Former Technology Reporter

Broadcasting & Cable

John Higgins was the most intrepid reporter to cover the media beat in the last quarter-century. He was an original and a consummate friend. He inspired all of us. I will miss him. God bless you, John.

Johnnie Roberts


One time, IAC Chairman Barry Diller was giving his quarterly exhortation in one of the earnings call. Diller was being his usual irascible self, prefacing every answer with his usual, "Well, that's an ignorant question." Then Higgins asks a pointed question about a possible acquisition, to which Diller responds, "Regulation FD rules prevent me from discussing that." Higgins shoots back, "Actually, under Reg FD, this is exactly the kind of forum in which you could answer that question." It was one of the few times I've heard Diller flustered.

But my way to Higgins' heart would always be through music. He joined me to see the Mekons at Maxwell's in Hoboken about 10 years ago.

There we were, two overweight guys bouncing up and down to punk rock without the slightest trace of irony. When the show was over, he looked over at me and said, "Better than Cats."

Derek Caney


We often measured the success of the CTAM Summit in part on whether Higgins would admit he got some news while he was there. It became a metric in our planning: "Will this speaker stand up to the Higgins test?"

Char Beales

President, CTAM

John Higgins was the best financial analyst not on Wall Street.

The skills of being a financial reporter and being a financial analyst are interchangeable. It just depends on who you work for and whether you're governed by securities regulations or the First Amendment.
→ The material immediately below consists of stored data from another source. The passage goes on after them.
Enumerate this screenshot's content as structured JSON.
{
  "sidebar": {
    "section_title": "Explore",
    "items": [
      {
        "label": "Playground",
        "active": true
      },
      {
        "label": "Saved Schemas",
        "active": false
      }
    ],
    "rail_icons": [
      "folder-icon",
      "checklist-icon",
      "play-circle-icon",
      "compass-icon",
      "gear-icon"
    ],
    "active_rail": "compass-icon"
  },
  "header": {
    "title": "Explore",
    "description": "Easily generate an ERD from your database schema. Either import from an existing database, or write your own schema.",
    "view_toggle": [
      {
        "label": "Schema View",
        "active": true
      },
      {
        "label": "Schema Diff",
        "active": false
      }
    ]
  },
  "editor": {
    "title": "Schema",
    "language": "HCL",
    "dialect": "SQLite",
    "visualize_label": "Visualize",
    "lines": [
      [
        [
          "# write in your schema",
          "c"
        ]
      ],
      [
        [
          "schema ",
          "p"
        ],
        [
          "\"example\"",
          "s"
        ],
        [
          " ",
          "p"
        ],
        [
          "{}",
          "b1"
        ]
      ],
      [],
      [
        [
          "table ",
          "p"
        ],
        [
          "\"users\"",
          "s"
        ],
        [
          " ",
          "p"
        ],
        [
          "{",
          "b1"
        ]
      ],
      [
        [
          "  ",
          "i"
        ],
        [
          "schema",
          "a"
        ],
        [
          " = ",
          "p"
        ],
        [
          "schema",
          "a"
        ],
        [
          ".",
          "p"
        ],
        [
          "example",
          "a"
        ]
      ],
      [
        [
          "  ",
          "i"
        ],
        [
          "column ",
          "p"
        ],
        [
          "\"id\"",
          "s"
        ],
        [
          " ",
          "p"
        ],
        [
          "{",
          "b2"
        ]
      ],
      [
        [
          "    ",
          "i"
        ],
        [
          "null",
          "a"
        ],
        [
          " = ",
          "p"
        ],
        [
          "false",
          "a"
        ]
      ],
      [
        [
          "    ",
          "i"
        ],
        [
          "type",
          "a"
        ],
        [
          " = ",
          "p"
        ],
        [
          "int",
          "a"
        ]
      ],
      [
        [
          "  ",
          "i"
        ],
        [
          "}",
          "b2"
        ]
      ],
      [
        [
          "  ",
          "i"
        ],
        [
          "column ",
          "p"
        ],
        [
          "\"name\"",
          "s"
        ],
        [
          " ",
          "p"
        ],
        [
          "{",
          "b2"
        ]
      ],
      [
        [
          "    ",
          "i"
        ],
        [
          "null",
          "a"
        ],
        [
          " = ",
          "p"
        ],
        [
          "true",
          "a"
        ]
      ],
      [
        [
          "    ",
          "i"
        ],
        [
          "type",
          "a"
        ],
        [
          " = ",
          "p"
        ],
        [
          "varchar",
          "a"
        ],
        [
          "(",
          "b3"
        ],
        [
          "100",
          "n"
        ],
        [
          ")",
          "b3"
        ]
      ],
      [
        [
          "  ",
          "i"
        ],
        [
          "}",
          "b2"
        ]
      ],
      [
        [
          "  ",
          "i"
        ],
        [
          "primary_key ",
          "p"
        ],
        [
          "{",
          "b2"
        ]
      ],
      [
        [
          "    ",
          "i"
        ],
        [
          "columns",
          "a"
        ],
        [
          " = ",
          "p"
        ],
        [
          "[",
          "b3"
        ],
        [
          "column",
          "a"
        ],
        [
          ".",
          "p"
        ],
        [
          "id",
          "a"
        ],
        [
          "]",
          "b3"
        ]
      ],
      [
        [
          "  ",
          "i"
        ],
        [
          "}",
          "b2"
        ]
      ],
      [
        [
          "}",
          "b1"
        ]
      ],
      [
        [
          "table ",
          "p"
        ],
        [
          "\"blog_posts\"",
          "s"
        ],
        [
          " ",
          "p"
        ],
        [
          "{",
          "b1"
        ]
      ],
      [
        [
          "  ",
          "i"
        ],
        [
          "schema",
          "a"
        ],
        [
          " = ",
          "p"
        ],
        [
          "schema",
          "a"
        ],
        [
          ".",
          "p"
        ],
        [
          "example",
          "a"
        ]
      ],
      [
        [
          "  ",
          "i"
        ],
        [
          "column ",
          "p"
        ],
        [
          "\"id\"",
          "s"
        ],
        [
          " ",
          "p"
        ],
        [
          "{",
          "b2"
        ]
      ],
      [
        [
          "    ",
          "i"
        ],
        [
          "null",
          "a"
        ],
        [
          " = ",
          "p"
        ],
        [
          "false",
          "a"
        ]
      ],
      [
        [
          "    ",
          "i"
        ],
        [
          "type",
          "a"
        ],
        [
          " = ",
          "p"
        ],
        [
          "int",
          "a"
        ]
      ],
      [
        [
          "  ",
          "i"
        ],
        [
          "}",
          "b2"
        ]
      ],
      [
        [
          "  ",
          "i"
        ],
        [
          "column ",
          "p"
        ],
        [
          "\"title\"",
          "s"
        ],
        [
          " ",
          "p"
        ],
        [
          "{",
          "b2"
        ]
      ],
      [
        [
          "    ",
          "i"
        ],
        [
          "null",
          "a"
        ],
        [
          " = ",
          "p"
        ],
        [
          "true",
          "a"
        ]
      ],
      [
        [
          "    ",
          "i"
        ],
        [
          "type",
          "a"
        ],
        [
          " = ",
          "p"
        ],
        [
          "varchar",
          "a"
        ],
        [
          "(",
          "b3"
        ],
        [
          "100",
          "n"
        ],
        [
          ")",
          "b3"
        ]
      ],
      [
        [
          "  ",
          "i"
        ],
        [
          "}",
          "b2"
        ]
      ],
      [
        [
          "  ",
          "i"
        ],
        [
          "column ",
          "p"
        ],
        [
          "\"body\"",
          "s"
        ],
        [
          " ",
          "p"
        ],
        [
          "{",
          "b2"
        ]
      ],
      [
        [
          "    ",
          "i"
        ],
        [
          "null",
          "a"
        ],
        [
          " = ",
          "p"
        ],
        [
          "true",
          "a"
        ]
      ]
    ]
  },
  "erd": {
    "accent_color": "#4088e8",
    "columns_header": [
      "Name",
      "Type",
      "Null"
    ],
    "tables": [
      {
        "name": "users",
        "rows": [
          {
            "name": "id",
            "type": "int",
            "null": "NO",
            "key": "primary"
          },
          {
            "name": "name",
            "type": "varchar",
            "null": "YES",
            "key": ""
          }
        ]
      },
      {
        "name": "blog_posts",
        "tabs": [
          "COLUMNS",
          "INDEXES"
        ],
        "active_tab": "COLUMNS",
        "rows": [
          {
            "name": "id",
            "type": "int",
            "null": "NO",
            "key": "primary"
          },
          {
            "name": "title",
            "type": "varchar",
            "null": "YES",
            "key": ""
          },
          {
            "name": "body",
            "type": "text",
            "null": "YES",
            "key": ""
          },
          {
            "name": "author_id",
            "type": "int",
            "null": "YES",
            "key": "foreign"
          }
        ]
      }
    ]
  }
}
Like the best reporters or analysts, Higgins built his network well. John was the network; a focal point for ideas, for trades of information and reports, and for spying on the competition. He was, in one human force, what Berlin was to the Cold War, or Hong Kong was to the spies of Asia. Those at the Times or the Journal who didn't hire him because of his rough sartorial habits and similarly rough personality never knew what they missed.

He was quick to judge. Those who burned him once never recovered. But, once judged positively, he was long on friendship, so long as you didn't expect that good friendship was a trade for good journalism.

Those who know how the media information engine room works, will also know that the impact of this loss will go far wider than this magazine. It is the loss of a man at the center … a man whose tendrils wrapped themselves around and through the entire industry.

John Higgins was the Information Superhighway.

Tom Wolzien

Media Analyst

Higgins knew how to develop sources and, in our case at Lifetime, certainly among women. I don't think there are many reporters who supply their contacts with Prada sample-sales alerts as John did regularly.

John was a true original. At his wedding, when taking his vows, he boomed "I, Higgins, take thee, Debbie…." The wedding program announced that, despite his vows, "Higgins will be keeping his name."

We will all keep his memory in our hearts. We were lucky and blessed to know him, and our love goes out to his family and especially Debbie.